1. Leave no remnants of the past
Many of the suggested names for our church include keeping ‘First Central’ in the title. While ‘First Central’ may have sentimental significance for some of the long-time members and attendees of the church, it is hard to imagine that simply removing the Baptist denomination from the title will have a material impact on the way we are perceived by the community and attract new members. As we discussed following the Easter service, the name change provides a natural time to reach out to the community and re-brand ourselves. A strategic outreach can serve as a catalyst to the growth we so desperately need. This would be a futile task if the name remains First Central. If we are going to change the name of the church, we should start with a clean slate.
2. Keep it Short and Simple
The name of any organization, a church or otherwise, must be short and simple. The simpler the name, the easier it is to invite your friends and neighbors. If someone who has never attended the church hears about it through a friend, they will inevitably search for the church online to learn more about it. If they cannot remember the name because it is too long or difficult, they will not come. The last thing we want is for the new name to prove to be an impediment to growth. If you want evidence of the success of simple names, think of the names of highly successful organizations: Apple, Macy’s, IBM, to name a few.

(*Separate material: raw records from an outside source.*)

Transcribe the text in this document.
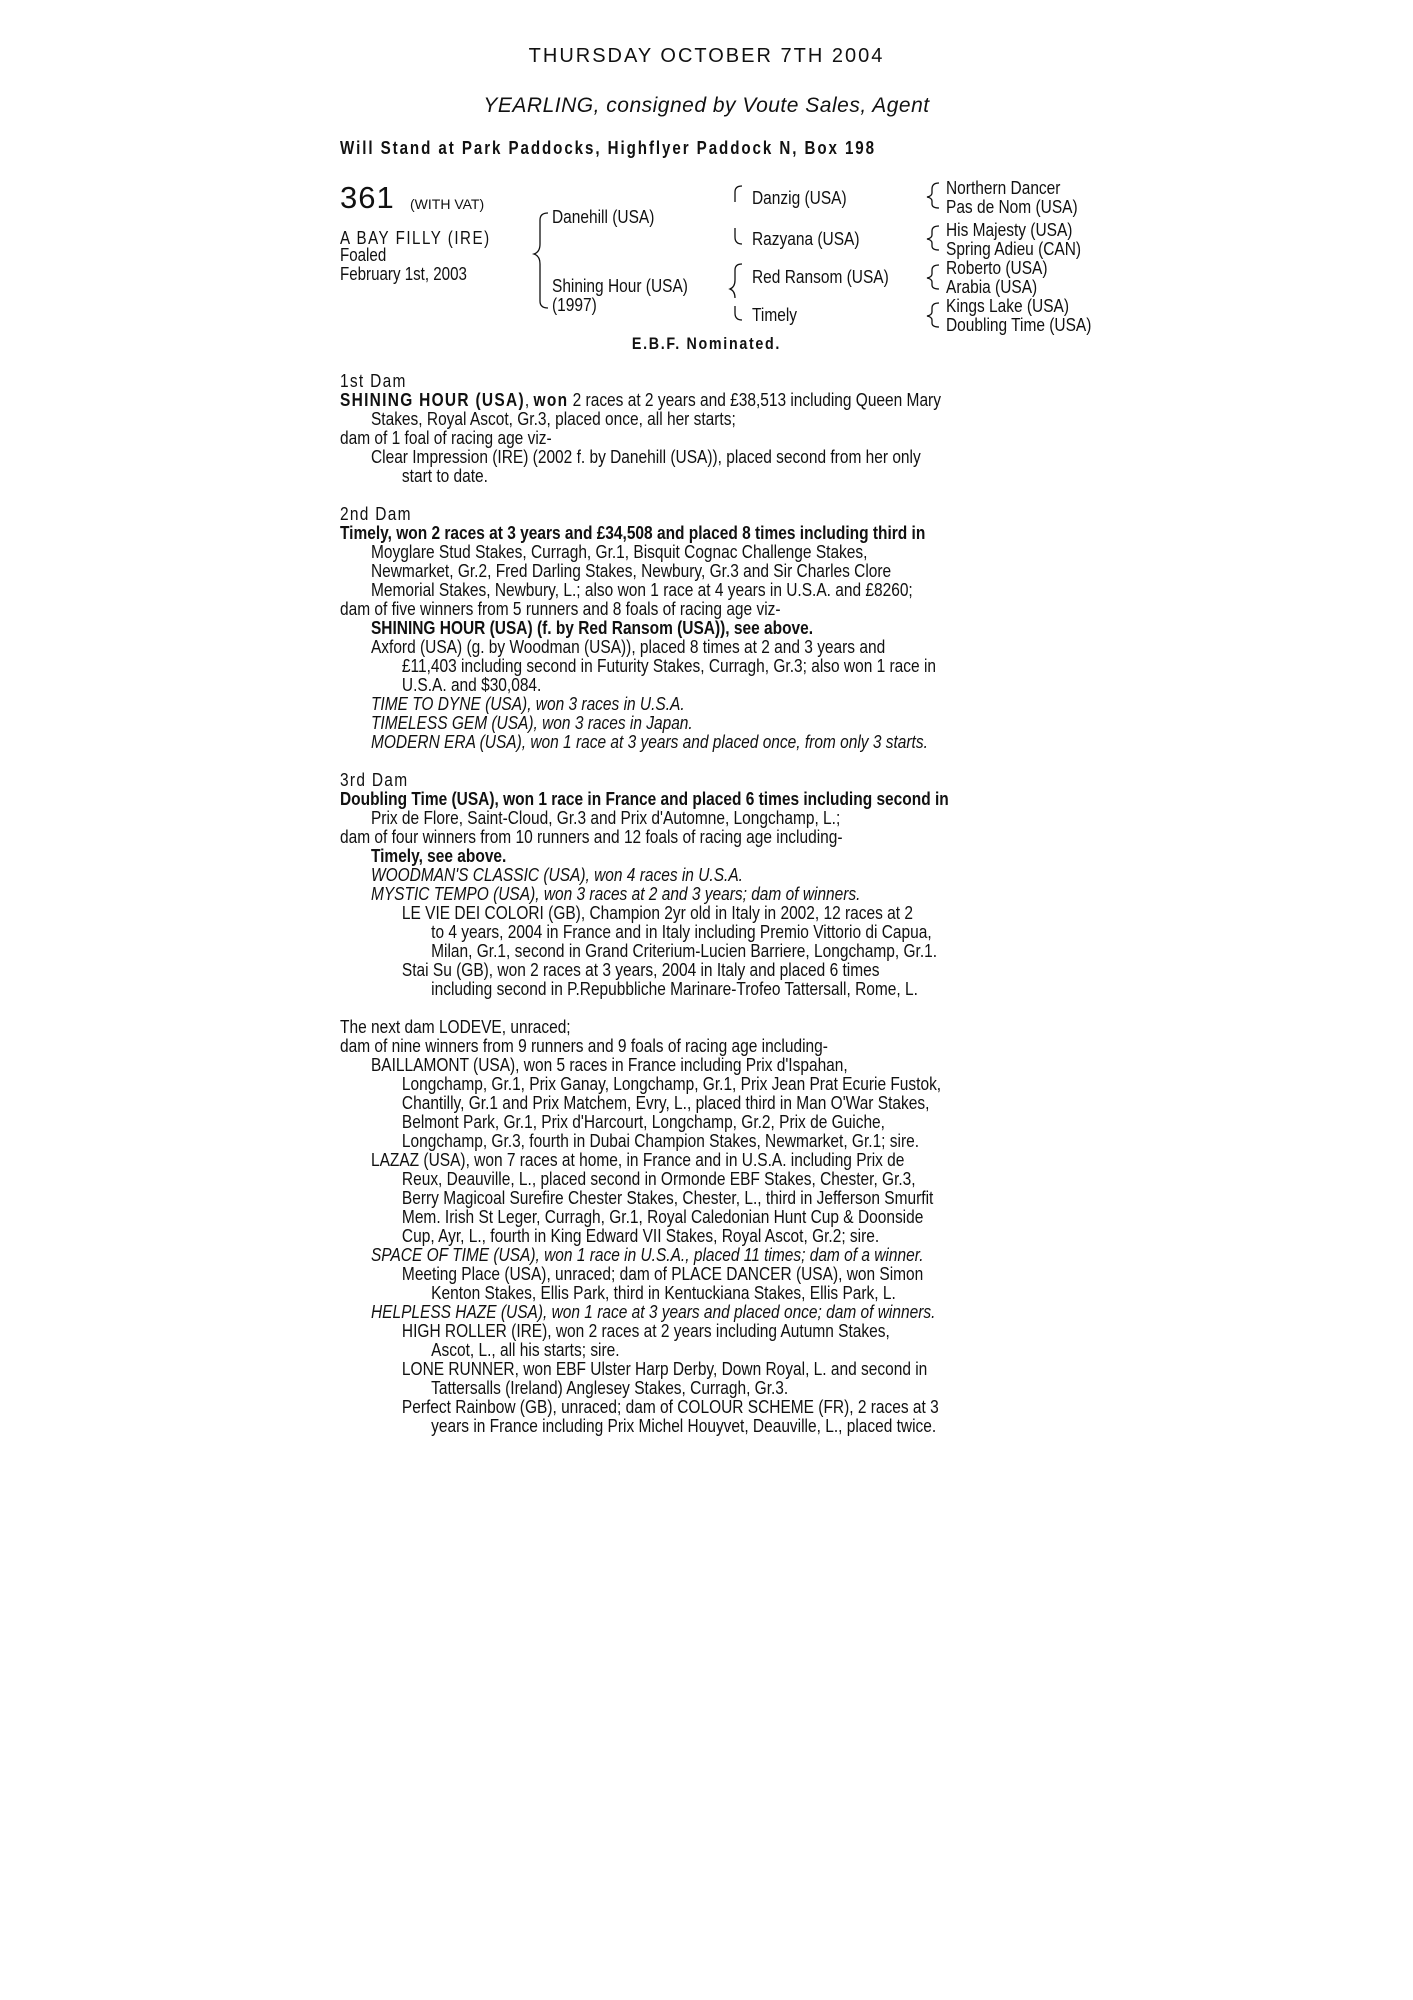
THURSDAY OCTOBER 7TH 2004
YEARLING, consigned by Voute Sales, Agent
Will Stand at Park Paddocks, Highflyer Paddock N, Box 198
361 (WITH VAT)
A BAY FILLY (IRE)
Foaled
February 1st, 2003
Danehill (USA)
Shining Hour (USA)
(1997)
Danzig (USA)
Razyana (USA)
Red Ransom (USA)
Timely
Northern Dancer
Pas de Nom (USA)
His Majesty (USA)
Spring Adieu (CAN)
Roberto (USA)
Arabia (USA)
Kings Lake (USA)
Doubling Time (USA)
E.B.F. Nominated.
1st Dam
SHINING HOUR (USA), won 2 races at 2 years and £38,513 including Queen Mary
Stakes, Royal Ascot, Gr.3, placed once, all her starts;
dam of 1 foal of racing age viz-
Clear Impression (IRE) (2002 f. by Danehill (USA)), placed second from her only
start to date.
2nd Dam
Timely, won 2 races at 3 years and £34,508 and placed 8 times including third in
Moyglare Stud Stakes, Curragh, Gr.1, Bisquit Cognac Challenge Stakes,
Newmarket, Gr.2, Fred Darling Stakes, Newbury, Gr.3 and Sir Charles Clore
Memorial Stakes, Newbury, L.; also won 1 race at 4 years in U.S.A. and £8260;
dam of five winners from 5 runners and 8 foals of racing age viz-
SHINING HOUR (USA) (f. by Red Ransom (USA)), see above.
Axford (USA) (g. by Woodman (USA)), placed 8 times at 2 and 3 years and
£11,403 including second in Futurity Stakes, Curragh, Gr.3; also won 1 race in
U.S.A. and $30,084.
TIME TO DYNE (USA), won 3 races in U.S.A.
TIMELESS GEM (USA), won 3 races in Japan.
MODERN ERA (USA), won 1 race at 3 years and placed once, from only 3 starts.
3rd Dam
Doubling Time (USA), won 1 race in France and placed 6 times including second in
Prix de Flore, Saint-Cloud, Gr.3 and Prix d'Automne, Longchamp, L.;
dam of four winners from 10 runners and 12 foals of racing age including-
Timely, see above.
WOODMAN'S CLASSIC (USA), won 4 races in U.S.A.
MYSTIC TEMPO (USA), won 3 races at 2 and 3 years; dam of winners.
LE VIE DEI COLORI (GB), Champion 2yr old in Italy in 2002, 12 races at 2
to 4 years, 2004 in France and in Italy including Premio Vittorio di Capua,
Milan, Gr.1, second in Grand Criterium-Lucien Barriere, Longchamp, Gr.1.
Stai Su (GB), won 2 races at 3 years, 2004 in Italy and placed 6 times
including second in P.Repubbliche Marinare-Trofeo Tattersall, Rome, L.
The next dam LODEVE, unraced;
dam of nine winners from 9 runners and 9 foals of racing age including-
BAILLAMONT (USA), won 5 races in France including Prix d'Ispahan,
Longchamp, Gr.1, Prix Ganay, Longchamp, Gr.1, Prix Jean Prat Ecurie Fustok,
Chantilly, Gr.1 and Prix Matchem, Evry, L., placed third in Man O'War Stakes,
Belmont Park, Gr.1, Prix d'Harcourt, Longchamp, Gr.2, Prix de Guiche,
Longchamp, Gr.3, fourth in Dubai Champion Stakes, Newmarket, Gr.1; sire.
LAZAZ (USA), won 7 races at home, in France and in U.S.A. including Prix de
Reux, Deauville, L., placed second in Ormonde EBF Stakes, Chester, Gr.3,
Berry Magicoal Surefire Chester Stakes, Chester, L., third in Jefferson Smurfit
Mem. Irish St Leger, Curragh, Gr.1, Royal Caledonian Hunt Cup & Doonside
Cup, Ayr, L., fourth in King Edward VII Stakes, Royal Ascot, Gr.2; sire.
SPACE OF TIME (USA), won 1 race in U.S.A., placed 11 times; dam of a winner.
Meeting Place (USA), unraced; dam of PLACE DANCER (USA), won Simon
Kenton Stakes, Ellis Park, third in Kentuckiana Stakes, Ellis Park, L.
HELPLESS HAZE (USA), won 1 race at 3 years and placed once; dam of winners.
HIGH ROLLER (IRE), won 2 races at 2 years including Autumn Stakes,
Ascot, L., all his starts; sire.
LONE RUNNER, won EBF Ulster Harp Derby, Down Royal, L. and second in
Tattersalls (Ireland) Anglesey Stakes, Curragh, Gr.3.
Perfect Rainbow (GB), unraced; dam of COLOUR SCHEME (FR), 2 races at 3
years in France including Prix Michel Houyvet, Deauville, L., placed twice.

3. Do not incorporate local geography
While many churches wed their name to the local geography, this can be a barrier to future growth. My hope for the church is that, with time, the church body will grow beyond our wildest dreams to the point that Sunday services are overflowing with new visitors who want to hear more about Christ and become a part of our church family, at which point our church on Broadway Street in Chicopee Falls will no longer serve our growing needs.
As Chicopee, particularly Chicopee Falls, lacks an abundance of undeveloped land, there is always the possibility that the church would relocate to a nearby municipality. A church with the name “Chicopee …” or “Chicopee Falls …” would no longer be appropriate if the church were to move outside of Chicopee. Should we ever need to find a new home for our church, we want the name to carry with us. It is important that the name not reflect where the church is or has been, but rather where the church can be.
I hope that this letter finds you well and that it may help in the process of considering the name that would allow us to best fulfill our purpose of Building a Community to Change the World.